EU to Consider Changes to Merger Rules to Prevent Tax Evasion

The European Commission will seek to review merger rules in 2013 in search of changes that could reduce tax evasion and fraud, according to an action plan released today.

The Brussels-based commission also will urge nations to adopt common anti-abuse standards to prevent companies from using an “artificial arrangement” to avoid taxes. Other recommendations call for new efforts to identify tax havens and to urge other nations to meet EU standards.

“Around one trillion euros ($1.3 trillion) is lost to tax evasion and avoidance every year in the EU,” EU Tax Commissioner Algirdas Semeta said today.

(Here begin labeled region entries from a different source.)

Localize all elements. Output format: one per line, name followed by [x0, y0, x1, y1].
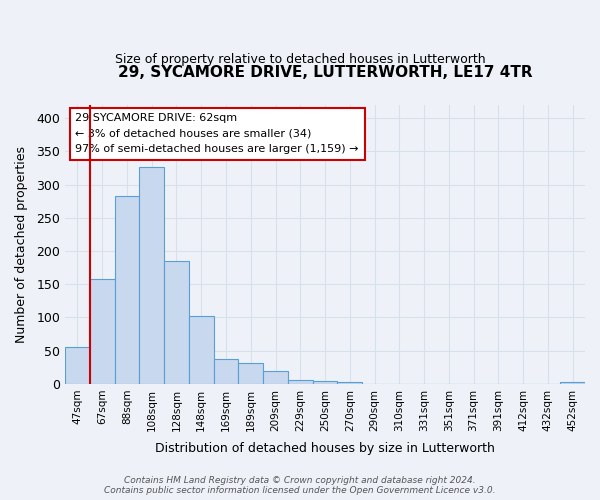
- Bar: [139, 166, 164, 384]
- Bar: [90, 279, 115, 384]
- Bar: [115, 196, 139, 384]
- Bar: [263, 372, 288, 384]
- Text: Size of property relative to detached houses in Lutterworth: Size of property relative to detached ho…: [115, 52, 485, 66]
- Y-axis label: Number of detached properties: Number of detached properties: [15, 146, 28, 343]
- Bar: [337, 382, 362, 384]
- Bar: [313, 381, 337, 384]
- Bar: [288, 380, 313, 384]
- Title: 29, SYCAMORE DRIVE, LUTTERWORTH, LE17 4TR: 29, SYCAMORE DRIVE, LUTTERWORTH, LE17 4T…: [118, 65, 532, 80]
- X-axis label: Distribution of detached houses by size in Lutterworth: Distribution of detached houses by size …: [155, 442, 495, 455]
- Text: Contains HM Land Registry data © Crown copyright and database right 2024.
Contai: Contains HM Land Registry data © Crown c…: [104, 476, 496, 495]
- Bar: [560, 382, 585, 384]
- Bar: [189, 316, 214, 384]
- Bar: [214, 360, 238, 384]
- Bar: [238, 362, 263, 384]
- Text: 29 SYCAMORE DRIVE: 62sqm
← 3% of detached houses are smaller (34)
97% of semi-de: 29 SYCAMORE DRIVE: 62sqm ← 3% of detache…: [76, 113, 359, 154]
- Bar: [65, 348, 90, 384]
- Bar: [164, 261, 189, 384]
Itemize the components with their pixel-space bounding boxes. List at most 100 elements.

The action plan, which will be presented to national finance ministers and the European Parliament, calls for “ways to address legal technicalities and loopholes which some companies exploit to avoid paying their fair share.”

Corporations including Starbucks, Inc. and Google Inc. have come under attack from British lawmakers and protestors for using complex accounting methods to minimize tax liabilities in the U.K. while running large operations in the country.

Starbucks Corp., the world’s biggest coffee-shop operator, has pledged to build public trust in the U.K. after lawmakers criticized the firm for not paying any corporation tax for the last three years. The firm is in talks with the U.K. Treasury over its tax affairs and will release details of the discussions this week, Starbucks said on Dec. 2 in an e-mailed statement.